DATE: Wed, Apr 25, 2018
TIME: 1 pm
PLACE: SITE 5084
TITLE: On Link Prediction in Knowledge Bases: Max-K Criterion and Prediction Protocols
PRESENTER: Yongyi Mao
University of Ottawa
ABSTRACT:

Building knowledge base embedding models for link prediction has achieved great success. We however argue that the conventional top-$k$ criterion used for evaluating the model performance is inappropriate. This work introduces a new criterion, referred to as max-$k$. Through theoretical analysis and experimental study, we show that the top-$k$ criterion is fundamentally inferior to max-$k$. We also introduce two prediction protocols for the max-$k$ criterion. These protocols are strongly justified theoretically. Various insights concerning the max-$k$ criterion and the two protocols are obtained through extensive experiments. This is a joint work with Jiajie Mei, Richong Zhang and Ting Deng at Beihang University, China. The work has been accepted to SIGIR 2018.
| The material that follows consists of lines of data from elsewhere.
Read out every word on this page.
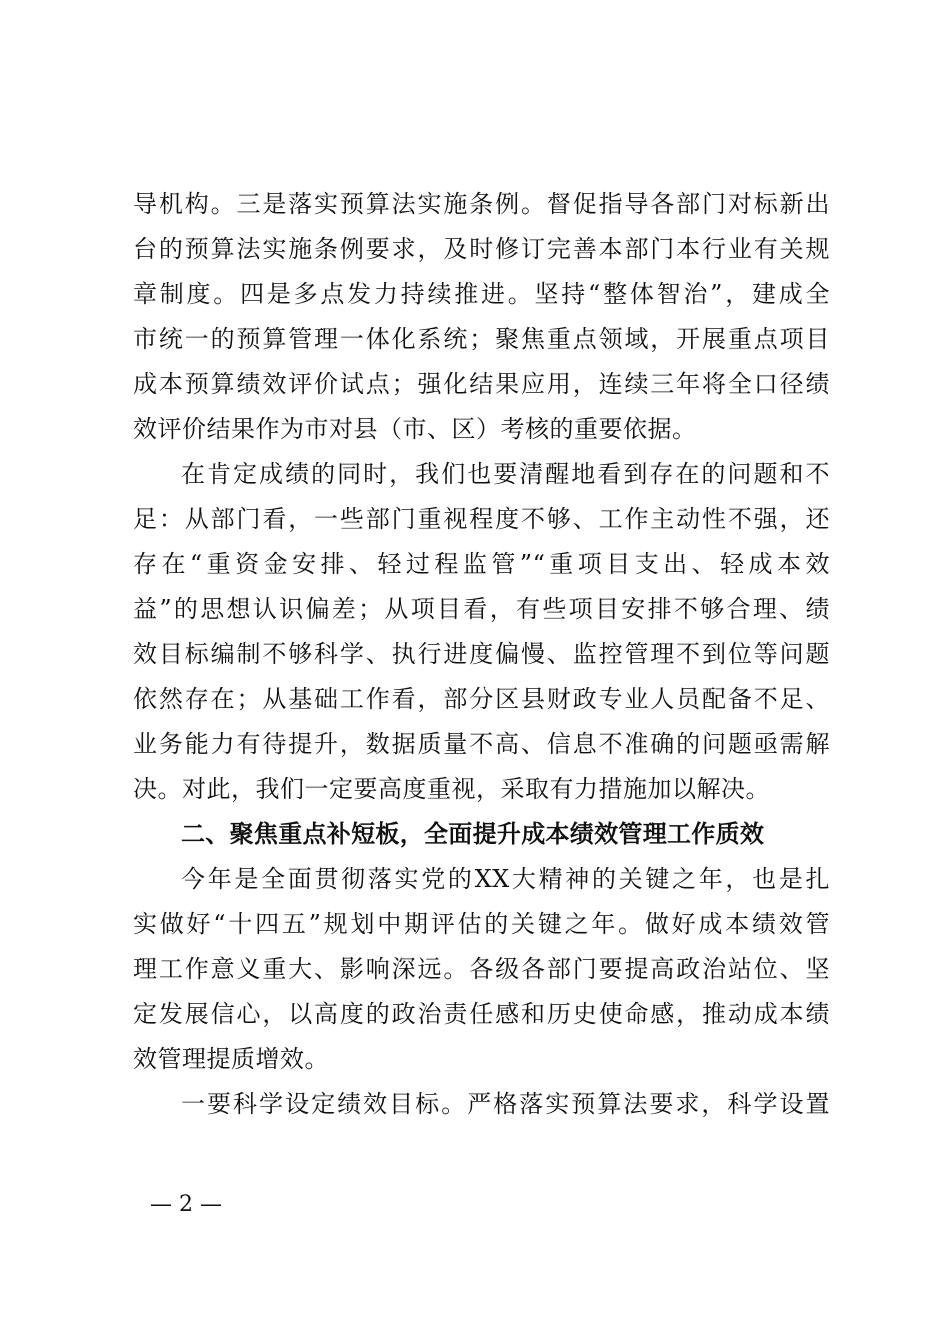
导机构。三是落实预算法实施条例。督促指导各部门对标新出
台的预算法实施条例要求，及时修订完善本部门本行业有关规
章制度。四是多点发力持续推进。坚持“整体智治”，建成全
市统一的预算管理一体化系统；聚焦重点领域，开展重点项目
成本预算绩效评价试点；强化结果应用，连续三年将全口径绩
效评价结果作为市对县（市、区）考核的重要依据。
在肯定成绩的同时，我们也要清醒地看到存在的问题和不
足：从部门看，一些部门重视程度不够、工作主动性不强，还
存在“重资金安排、轻过程监管”“重项目支出、轻成本效
益”的思想认识偏差；从项目看，有些项目安排不够合理、绩
效目标编制不够科学、执行进度偏慢、监控管理不到位等问题
依然存在；从基础工作看，部分区县财政专业人员配备不足、
业务能力有待提升，数据质量不高、信息不准确的问题亟需解
决。对此，我们一定要高度重视，采取有力措施加以解决。
二、聚焦重点补短板，全面提升成本绩效管理工作质效
今年是全面贯彻落实党的XX大精神的关键之年，也是扎
实做好“十四五”规划中期评估的关键之年。做好成本绩效管
理工作意义重大、影响深远。各级各部门要提高政治站位、坚
定发展信心，以高度的政治责任感和历史使命感，推动成本绩
效管理提质增效。
一要科学设定绩效目标。严格落实预算法要求，科学设置
— 2 —
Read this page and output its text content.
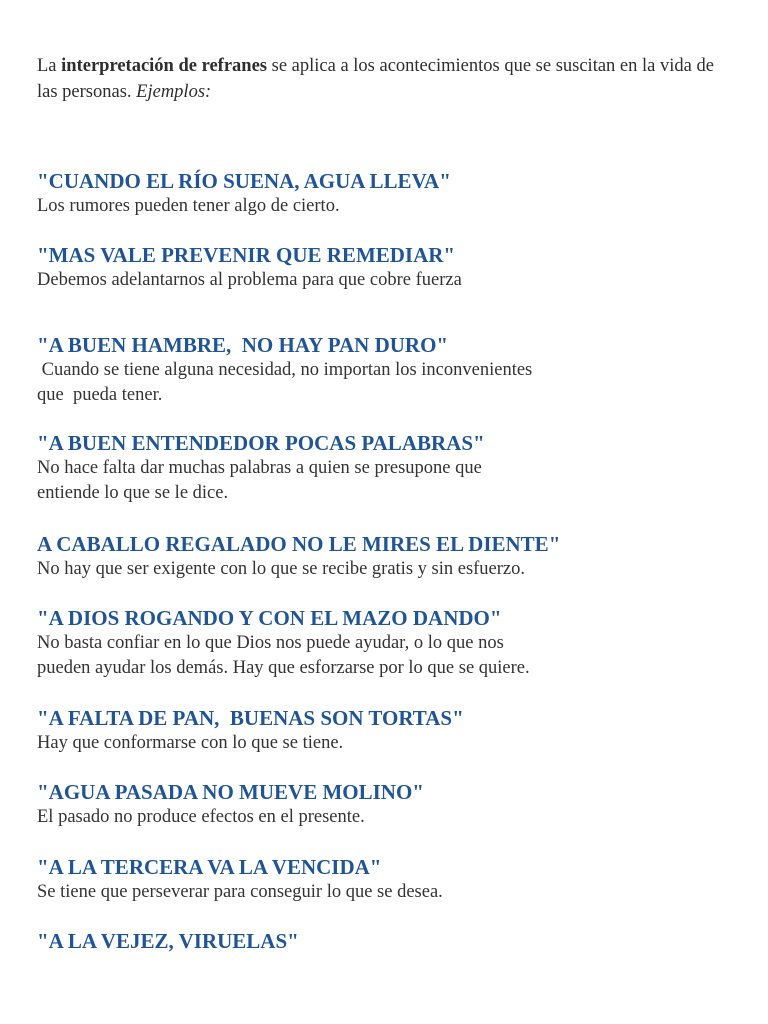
La interpretación de refranes se aplica a los acontecimientos que se suscitan en la vida de las personas. Ejemplos:
"CUANDO EL RÍO SUENA, AGUA LLEVA"
Los rumores pueden tener algo de cierto.
"MAS VALE PREVENIR QUE REMEDIAR"
Debemos adelantarnos al problema para que cobre fuerza
"A BUEN HAMBRE,  NO HAY PAN DURO"
Cuando se tiene alguna necesidad, no importan los inconvenientes
que  pueda tener.
"A BUEN ENTENDEDOR POCAS PALABRAS"
No hace falta dar muchas palabras a quien se presupone que
entiende lo que se le dice.
A CABALLO REGALADO NO LE MIRES EL DIENTE"
No hay que ser exigente con lo que se recibe gratis y sin esfuerzo.
"A DIOS ROGANDO Y CON EL MAZO DANDO"
No basta confiar en lo que Dios nos puede ayudar, o lo que nos
pueden ayudar los demás. Hay que esforzarse por lo que se quiere.
"A FALTA DE PAN,  BUENAS SON TORTAS"
Hay que conformarse con lo que se tiene.
"AGUA PASADA NO MUEVE MOLINO"
El pasado no produce efectos en el presente.
"A LA TERCERA VA LA VENCIDA"
Se tiene que perseverar para conseguir lo que se desea.
"A LA VEJEZ, VIRUELAS"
Bio: Yongyi Mao received his Bachelor of Engineering degree at the Southeast University (Nanjing, China) in 1992. In 1995, he received his medical degree at Nanjing Medical University (Nanjing, China). In 1998, Yongyi Mao obtained his Master of Science degree at the University of Toronto, in the Department of Medical Biophysics . In 2003, he completed his PhD in electrical engineering at the University of Toronto and joined the faculty of School of EECS at the University of Ottawa as an Assistant Professor. He was promoted to Associate Professor in 2008 and then to Full Professor in 2012. Yongyi Mao's research interest at this moment includes machine learning, information theory and their applications in knowledge bases and natural language processing.